The question with the uber-talented Celtics will always be what happens when they get punched in the mouth by a tougher team when the game slows down in May. That this is something that still has to be asked is not an excellent sign for adding banner No. 18 to their arena’s rafters.

1
Philadelphia 76ers (+475)

Tim Nwachukwu/Getty Images

It’s been roughly 10 years into talk of “The Process” with the 76ers. I look at how this Philadelphia team is comprised and see a roster ready to pay the bill.

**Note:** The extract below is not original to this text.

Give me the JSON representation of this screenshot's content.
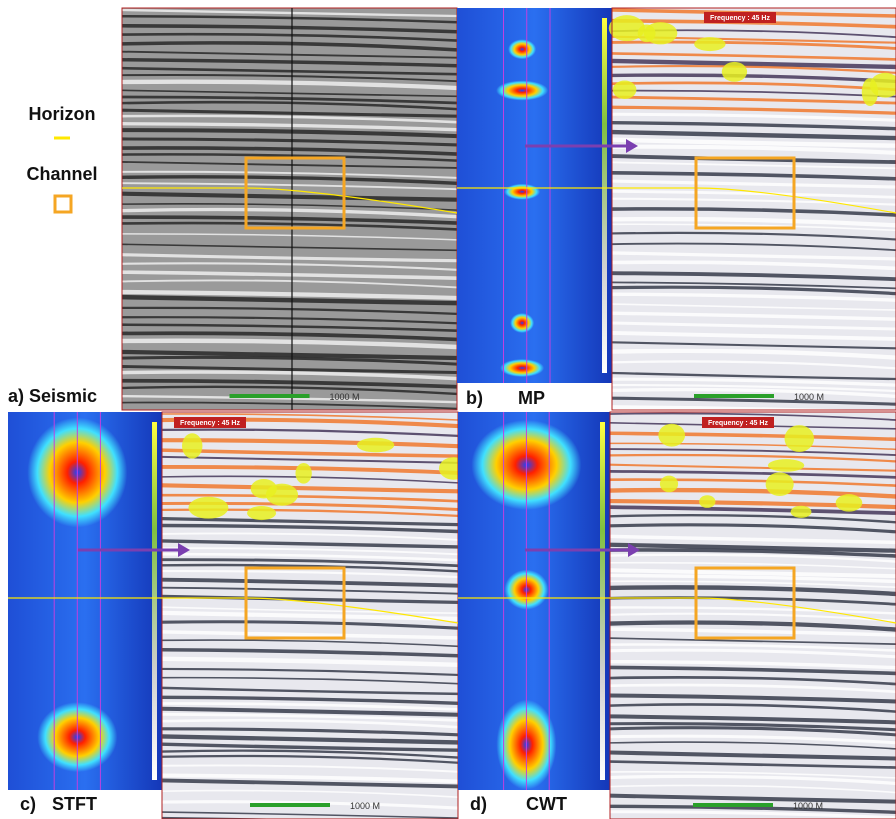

Reigning MVP Joel Embiid is playing better than ever. Tyrese Maxey is a fantastic sidekick at point guard. De’Anthony Melton, Tobias Harris, Patrick Beverley, Kelly Oubre Jr, and even Nicolas Batum round out a roster with role players who stick to what they do well. This team, on paper, has enough to win multiple heavyweight fights in the East. The vibes and team chemistry are awesome! Full stop.

Where the 76ers used to fall short is coaching. In the playoffs, it’s all about chess matches, about in-series adjustments to offensive and defensive schemes with an opponent you see 6-7 times over the course of two weeks. It is just as much about how you attack an evenly matched team, not only in whether you have the talent to be there. In Nick Nurse, Philadelphia finally has a top-five coach ready for this mammoth of a task. A true floor general who will usually put his players in the most optimal position to succeed. (Also, I don’t think anyone in the East, outside of perhaps Adebayo in Miami, has someone who can stick with Embiid.)

If these 76ers can’t win the East this year, they probably never will.